For my own children, I didn't "obsess" about it but washed my hands before nursing, after bathroom visits and diaper changes. I also had my older child(ren) wash hands when coming home from school or preschool before saying hello to the baby brother. But then, you might be in the middle of ..., your child wants to nurse and you can't wash your hands. I tried to have some water "on board" in the car but didn't always remember to fill it up and I'm not into hand sanitizers.
post #18 of 32
i ask people to wash their hands; my husband works on public transportation, and i'm always asking/reminding him to wash his hands. i hear you all saying that it strengthens immune systems to get sick once in awhile; however, for me with two kids, i tell ya, everytime one or both of them are ill, it takes a significant toll on **me** to care for them through their illness. i hate when they are sick. so far, my baby hasn't been really sick; my daughter who is almost four has gone through several colds over the years. i really, really prefer her to be healthy versus sick -- for her own comfort, as well as for my convenience. i spend enough time and effort caring for her 24/7 every single day, than to add in waking up every half hour to soothe sore throat, or wipe big snotty boogers that she sneezes in the night, or even just "can't sleep" because she doesn't feel well.

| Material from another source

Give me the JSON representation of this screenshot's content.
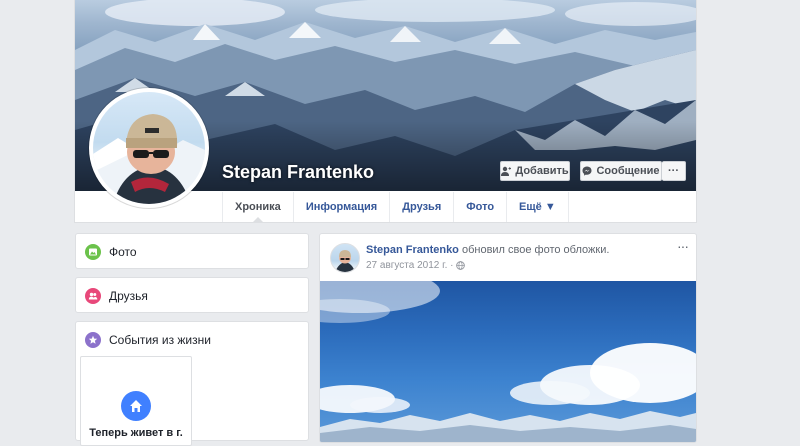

yeah, i like to avoid illness if i can help it. and for a new baby, even though he's four months old now, i also don't want him getting sick if i can help it. i don't stay in to avoid colds, but i prefer that people wash their hands.

i'm a frequent hand washer, and i'm always the one who doesn't get ill around here.
post #19 of 32
Moving to Life with a Babe
post #20 of 32
I ask everyone who enters our home to take off their shoes and wash their hands whether they're going to handle DH or not. It's something DH and I do when we ask other people to do it too. It's just our thing.